MANUEL CARRILLO (1906-1989)
Born in Mexico City in 1906, Manuel Carrillo photographed Mexican culture from 1950 until his death in 1989. His street photography of campesinos, indios and mestizo men, women and children chronicles Mexico’s essential character as captured through his uniquely aesthetic eye—an eye with profound sensitivity—presenting a Mexico decidedly different, for example, from the work of Manuel Alvarez Bravo and the 26-year-old Magnum photographer Henri Cartier-Bresson. On the other hand, Manuel Carrillo’s Mexican portfolio is somewhat akin to and complements Paul Strand’s portraits in his visual archive of Mexico from 1932 to 1934, Photographs of Mexico (1940).
Manuel’s photographs are of rural Mexico as seen in that 20th-century window before globalization. He photographed the period when the peasants still wore traditional dress. Men wore huarache sandals, made from worn-out recycled rubber tires with leather straps, for footwear rather than plastic flip-flops or tennis shoes. Women were never seen without a rebozo, a shawl used as a wrap for the cold or shade from the sun and to carry babies or large, cumbersome and unwieldy bundles. Manuel’s adult subjects are proud and strong; his children are happy, inquisitive and optimistic; and his animals, more often dogs, are central to rural family life. In contrast, his photographic eye also captures the disconsolation and despair—the pathos—central to the character of these peoples. His images are a social documentary of Mexico’s marginalized impoverished rural farming, ranching and fishing communities just after the mid–20th century.

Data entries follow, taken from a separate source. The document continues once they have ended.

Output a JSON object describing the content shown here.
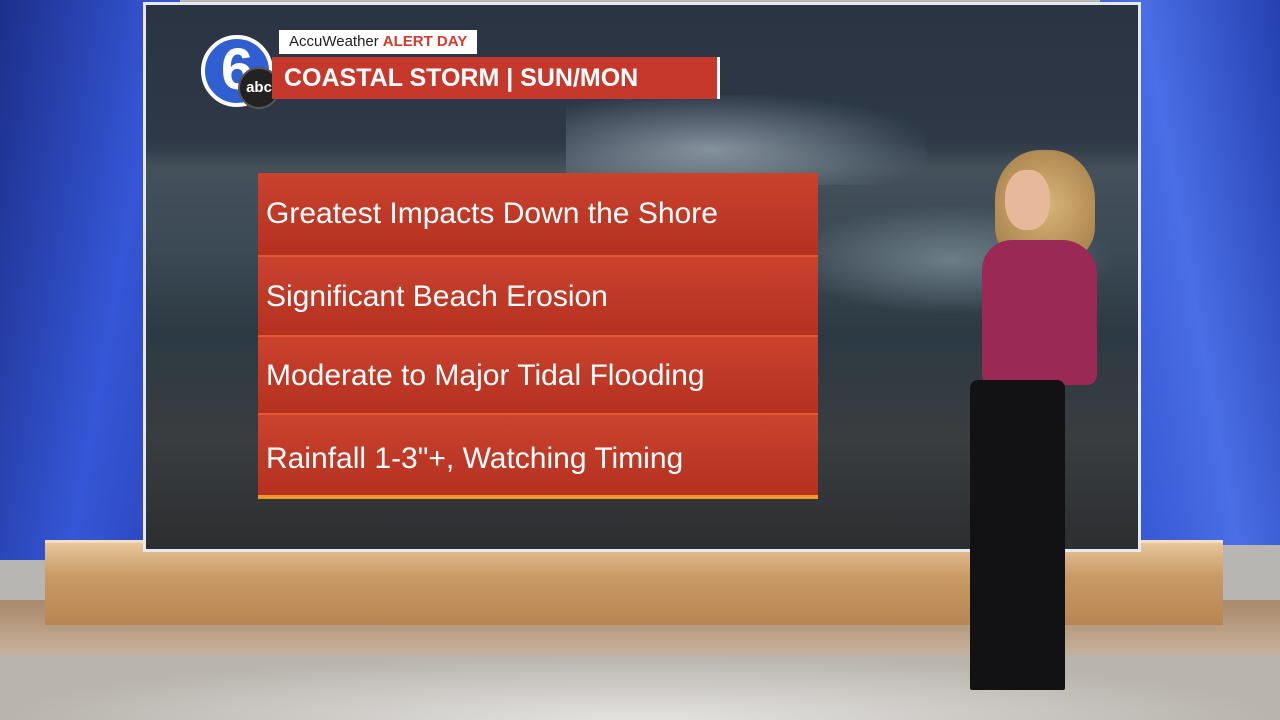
{
  "graphic": {
    "station_logo": {
      "number": "6",
      "network": "abc"
    },
    "tag": {
      "brand": "AccuWeather",
      "alert": "ALERT DAY"
    },
    "title": "COASTAL STORM | SUN/MON",
    "items": [
      "Greatest Impacts Down the Shore",
      "Significant Beach Erosion",
      "Moderate to Major Tidal Flooding",
      "Rainfall 1-3\"+, Watching Timing"
    ],
    "colors": {
      "box_red": "#c7382c",
      "alert_red": "#d23a2e",
      "wall_blue": "#3556d6"
    }
  }
}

Manuel photographed his subjects with a Rolleiflex-film camera, which is a medium-format camera; thus, his black-and-white images are rich in detail. He did his own printing and was secretive about the location of his authentic Mexican shooting venues. It was only after the University of Texas at El Paso acquired the Carrillo archives in 1984 that the locations were revealed. It turns out that he photographed throughout Mexico, from Veracruz on the Gulf of Mexico to Guanajuato in the interior, as well as in his very favorite and magnificent spot on the Mexican Pacific coast, Zihuatanejo.

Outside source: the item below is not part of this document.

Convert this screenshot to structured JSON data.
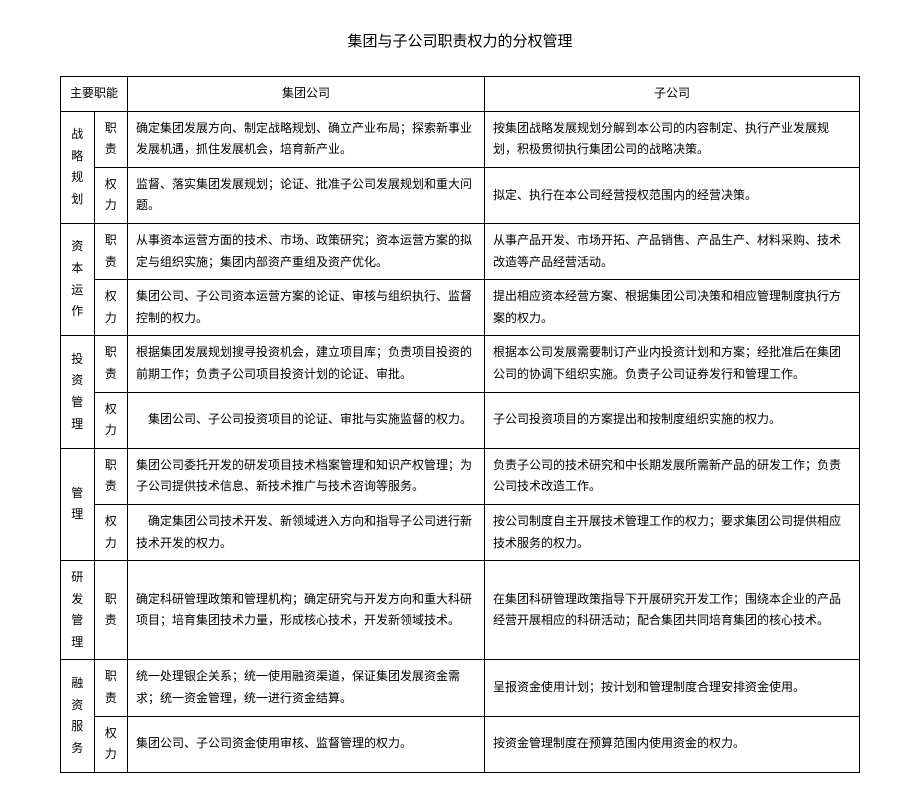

As a young man of 16 and speaking no English, Manuel moved to and found work in New York City. Eight years later, in 1930, he returned to Mexico, where with his proficiency in English he took employment in administrative positions with railroad companies and in tourism. At the age of 49 he married Consuelo Cadena, and for the first time he began taking photographs. He also joined the Club Fotografico de Mexico. With the help of friend and contemporary Frank Christopher, a photographer and collector, and Arnold Gilbert of the Gilbert Gallery in Chicago, his photographic career was launched. He had his first international exhibition, titled Mi Pueblo (“My People”), at the Chicago Public Library in 1960. The only monograph of his work, Manuel Carrillo: fotografias de México, was published in 1987. Manuel Carrillo’s work has been seen on four continents in 209 individual exhibitions and in 27 group exhibits. He died in Mexico City in 1989 at the age of 83.
Manuel Carrillo’s work is in the following collections: San Antonio Museum of Art; Museum of Fine Arts, Houston; Minneapolis Institute of Arts; Art Institute of Chicago; Smart Museum of Art, University of Chicago; Princeton University Art Museum; Rockford Art Museum, Rockford, IL; Museum of Art, New Orleans; San Francisco Museum of Art; Los Angeles County Museum; New York Public Library; Museum of Contemporary Photography, Columbia College, Chicago; National Museum of Modern Art, Kyoto, Japan; Center for Creative Photography, University of Arizona, Tucson; Boca Raton Museum of Art, FL; and the Carrillo Collection at the University of Texas at El Paso.